Moving to Hg without any analysis at all

Ethan Blanton elb at pidgin.im
Mon Feb 7 19:51:52 EST 2011


I am breaking my policy of not replying to you, and feeding the troll.
It is a one-time thing.

Felipe Contreras spake unto us the following wisdom:
> Last time when I criticized the move to monotone, Luke mentioned this:
> > We spent considerable time and effort evaluating our options when we made
> > this switch. I am a little tired of the idea that we made it relatively
> > arbitrarily.
> 
> This time there was no analysis at all, there's no list of pros and
> cons, and no list of reasons why the move to hg is desirable.
> 
> For posterity, the only reason you have picked hg over the
> alternatives, is because more people voted for it. People didn't even
> had to list a reason for their vote, or even cast it publicly.

For posterity ... you're wrong.  We *did* discuss pros and cons, at
length.  We discussed the impact on migration, the loss of information
in moving from monotone to hg or git, developers' experiences with hg,
git, and other DVCSes which did not make the final cut.  We looked at
repository sizes and talked about speed.  We discussed the differences
in branches, tags, naming, etc. in the various systems.  We talked
about bug tracker integration, both with trac and moving trackers.  We
even talked about how hilariously wrong your explanations of non-git
VCSes are, and how they've not improved since the times when you
didn't understand monotone.

These discussions took place on mailing lists, on IRC, in the XMPP
MUC, in public, in private, and all over the place.  You simply
weren't present, which was your own choice.  Your arguments were
heard, and weighed, despite the fact that you interjected them
one-sided, misinformed, and late in the process.

> Hopefully you would agree that this time the decision is arbitrary,
> and you didn't give a chance at all to the alternatives. Given the
> fact that you have to use monotone right now I can see why you would
> want to move with haste, but I still think you should _at least_
> provide a list of reasons to your community, not just "Because we say
> so".

We do not.  We also are not moving with haste -- we've been discussing
this move since before you ever even saw monotone.  We have simply
decided that the time for a changeover has come, and there is a
developer with the energy to do the heavy lifting.
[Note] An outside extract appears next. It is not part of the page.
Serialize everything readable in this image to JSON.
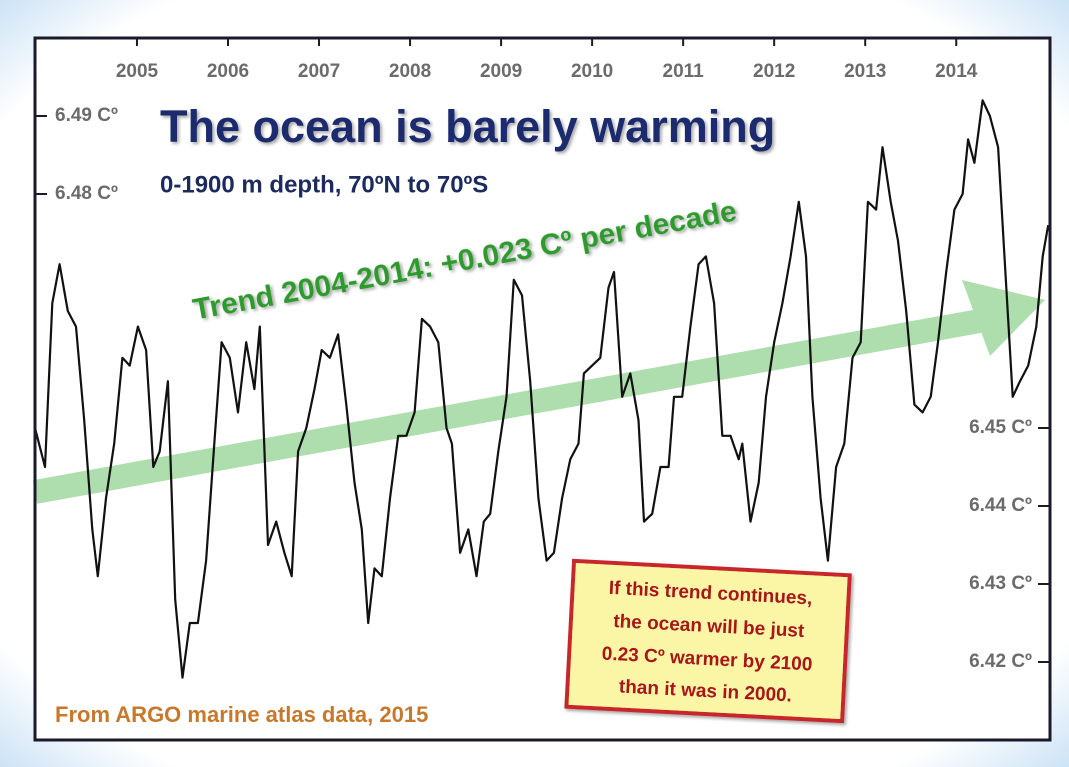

Many Pidgin developers have used hg extensively at work, on other open
source projects, and on their own time.  We (I am included in that
group) have considered it very successful at actually *getting things
done*.  It is fast, it is accurate, it branches and merges cleanly, it
runs everywhere, and it is comfortable to use.  Those are the reasons
we are choosing it.

This is not an eternal condemnation of git.  Some of us like it very
much.  We simply aren't choosing to use it for day-to-day Pidgin
development.  On top of that, most of the work done to perform an hg
conversion is required for a git conversion, anyway, due to the fact
that git and hg have very similar metadata deficiencies in comparison
to mtn -- a conversion from hg to git would be easier than a
conversion from mtn to git.

Ethan

P.S.  I see your comments regarding Signed-Off-By:, and using that
      convention is a good suggestion.  It's at least a standard way
      to work around that particular metadata deficiency.